One thing that does help is that my self-image was always of the thin person I used to be. I’d look in the mirror and wouldn’t see the extra ninety pounds. It is still something of a shock to see myself in photos—was I really that fat? It really does help, too, that the 38-inch pants that my sister gave me for Christmas now button, when they didn’t, four months ago. Granted, they’re still a bit tight, but I was able to slide them over my butt without unbuttoning them the other day, when I couldn’t do that even two weeks ago!
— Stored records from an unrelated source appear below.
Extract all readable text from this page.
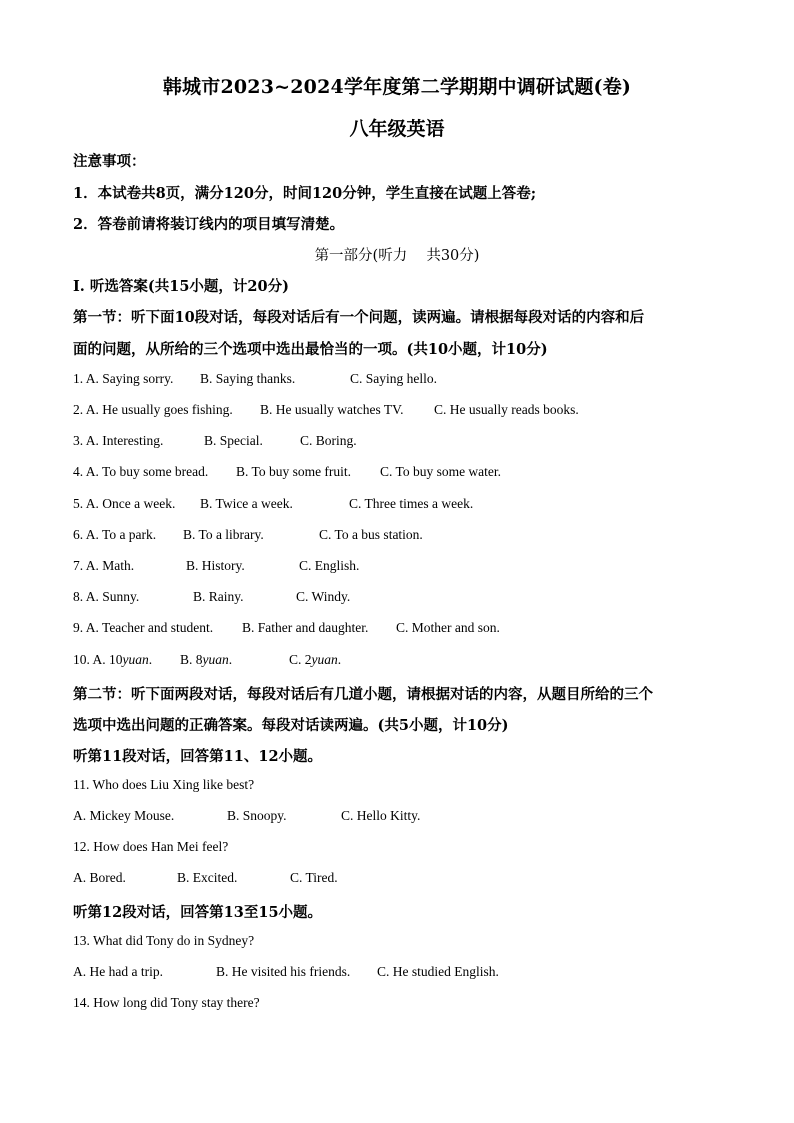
韩城市2023~2024学年度第二学期期中调研试题(卷)
八年级英语
注意事项：
1．本试卷共8页，满分120分，时间120分钟，学生直接在试题上答卷;
2．答卷前请将装订线内的项目填写清楚。
第一部分(听力　 共30分)
Ⅰ. 听选答案(共15小题，计20分)
第一节：听下面10段对话，每段对话后有一个问题，读两遍。请根据每段对话的内容和后
面的问题，从所给的三个选项中选出最恰当的一项。(共10小题，计10分)
1. A. Saying sorry. B. Saying thanks.	C. Saying hello.
2. A. He usually goes fishing. B. He usually watches TV. C. He usually reads books.
3. A. Interesting.	B. Special.	C. Boring.
4. A. To buy some bread. B. To buy some fruit. C. To buy some water.
5. A. Once a week. B. Twice a week.	C. Three times a week.
6. A. To a park. B. To a library.	C. To a bus station.
7. A. Math.	B. History.	C. English.
8. A. Sunny.	B. Rainy.	C. Windy.
9. A. Teacher and student. B. Father and daughter. C. Mother and son.
10. A. 10yuan. B. 8yuan.	C. 2yuan.
第二节：听下面两段对话，每段对话后有几道小题，请根据对话的内容，从题目所给的三个
选项中选出问题的正确答案。每段对话读两遍。(共5小题，计10分)
听第11段对话，回答第11、12小题。
11. Who does Liu Xing like best?
A. Mickey Mouse.	B. Snoopy.	C. Hello Kitty.
12. How does Han Mei feel?
A. Bored.	B. Excited.	C. Tired.
听第12段对话，回答第13至15小题。
13. What did Tony do in Sydney?
A. He had a trip.	B. He visited his friends. C. He studied English.
14. How long did Tony stay there?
So no matter what the scale is telling me, there is indeed some progress. :bacon:


(Brian) #31

I’m with ya on that one. Facebook is famous for showing “4 years ago” or “7 years ago” or however many years ago photos. I cringe a little when I see pictures of me with the seriously extended bay window.


(Lisa marie t) #32

Thing is I’m weird I guess? I’m. Opposite Ive always felt smaller than I am.then I look in the mirror or reflections n see im really fatter than I am.every since I was a teen I’ve gone thru this.


(Ethan) #33

I’ve lost weight many times. Every time I lost weight, I felt fat still even when I was very skinny. It’s a self-image thing. When I gained weight later and saw pictures of myself at my skinny times, I could see that I was not fat.